Anger Burger

House of Asian Food Circus Hut

Posted by Mike the Viking on Sep 11, 2012 at 3:43 pm

If there’s anything good about being a honky, it’s the culture. The remorseless pillaging of other peoples’ culture, I mean. Resistance is futile. You WILL be ASSIMILATED.

Which brings me to Asian Food Circus Hut Street Fair Night at Fig Manor. Here we take the culinary highlights of several dissimilar pacific-rim cultures, stick them in bowls and maow down while listening to Tom Jones. Delightful.

Tonight’s menu: pickled mackerel with fresh shizo, home-made pot stickers, rice with curry (!) furikake (barely visible and mostly eaten in the second picture). Desert? Fresh pear sorbet. I don’t know what Asian country that’s from, but I’m pretty sure we should subjugate it.


Look on these eats, ye hungry, and despair.


COMING SOON: Jars, and the things in them


September 11th, 2012 | Food Rant

8 Responses to House of Asian Food Circus Hut

  1. quagmire says:

    Hey! Look. Over there. One of those silly global villages … lets eat it!
    And wash it down with tankards of honey mead. [beeeelch]

  2. Darryl Icht says:

    This post makes me hungry for Mackerel and the opportunity to decimate small villages.

  3. Dana says:

    Home made potstickers are the best. YUM!

  4. Jeff says:

    Big fan of pot stickers, never got around to making them myself though. They seem fairly similar, in technique at least, to pirogi. Pirogi I can make, I may take a run at pot stickers when I get more than a 12 hour stretch that I’m not working.

    • Mike the Viking says:

      Jeff- I think the difficulty is about the same. The most difficult part of making pot stickers would be the wrapper, and there are good ones commonly available. Thicker and lighter colored wrappers are generally better- the yellow ones make for tougher skins which are difficult to cook (chewy).
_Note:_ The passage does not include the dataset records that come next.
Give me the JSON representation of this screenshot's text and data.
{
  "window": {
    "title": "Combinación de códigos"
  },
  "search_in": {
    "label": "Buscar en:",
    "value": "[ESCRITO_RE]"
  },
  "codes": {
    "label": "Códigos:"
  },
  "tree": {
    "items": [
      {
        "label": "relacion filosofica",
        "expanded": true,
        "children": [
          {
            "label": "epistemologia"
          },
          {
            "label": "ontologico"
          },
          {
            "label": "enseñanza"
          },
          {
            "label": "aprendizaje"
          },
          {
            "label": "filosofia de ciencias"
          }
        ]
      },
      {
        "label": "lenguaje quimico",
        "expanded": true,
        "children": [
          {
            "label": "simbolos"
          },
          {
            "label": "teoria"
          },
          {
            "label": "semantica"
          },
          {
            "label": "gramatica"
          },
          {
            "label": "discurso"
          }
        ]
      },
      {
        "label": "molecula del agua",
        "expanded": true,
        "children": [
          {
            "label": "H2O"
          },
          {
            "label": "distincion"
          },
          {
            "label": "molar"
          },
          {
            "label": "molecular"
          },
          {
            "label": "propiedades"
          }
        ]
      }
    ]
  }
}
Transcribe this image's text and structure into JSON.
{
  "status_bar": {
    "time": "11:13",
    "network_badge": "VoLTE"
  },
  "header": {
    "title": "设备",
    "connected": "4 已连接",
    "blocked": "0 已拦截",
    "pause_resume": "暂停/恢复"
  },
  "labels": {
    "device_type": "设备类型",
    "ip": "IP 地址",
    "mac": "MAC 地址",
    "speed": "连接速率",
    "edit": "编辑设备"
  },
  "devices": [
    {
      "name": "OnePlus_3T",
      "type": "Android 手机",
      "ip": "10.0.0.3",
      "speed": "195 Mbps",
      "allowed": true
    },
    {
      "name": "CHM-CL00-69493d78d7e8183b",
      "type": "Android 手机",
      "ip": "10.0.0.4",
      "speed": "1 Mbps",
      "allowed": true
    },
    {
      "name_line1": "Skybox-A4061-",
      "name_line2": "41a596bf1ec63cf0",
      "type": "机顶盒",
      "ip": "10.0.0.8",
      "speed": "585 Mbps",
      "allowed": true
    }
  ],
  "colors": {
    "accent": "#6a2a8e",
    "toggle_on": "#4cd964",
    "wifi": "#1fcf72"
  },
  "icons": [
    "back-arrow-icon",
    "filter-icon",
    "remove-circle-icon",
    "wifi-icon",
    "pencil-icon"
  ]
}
      These ones we got at SAFEWAY, “twin dragon gyoza.” Surprisingly good. They were medium thickness but it doesn’t say that on the package (avoid the thin ones- they tear in the pan). I coat a non-stick pan with olive oil and a dollop of sesame oil, pan fry until browned, then throw in a splash of water and put a lid on it to soften them. Once you’re satisfied that they’re soft, turn the heat to low and cover them until the rest of your asian food circus is ready. They are pretty resilient and hot-hold well.

  5. quagmire says:

    ‘pillagingof’ … Nord word I take it?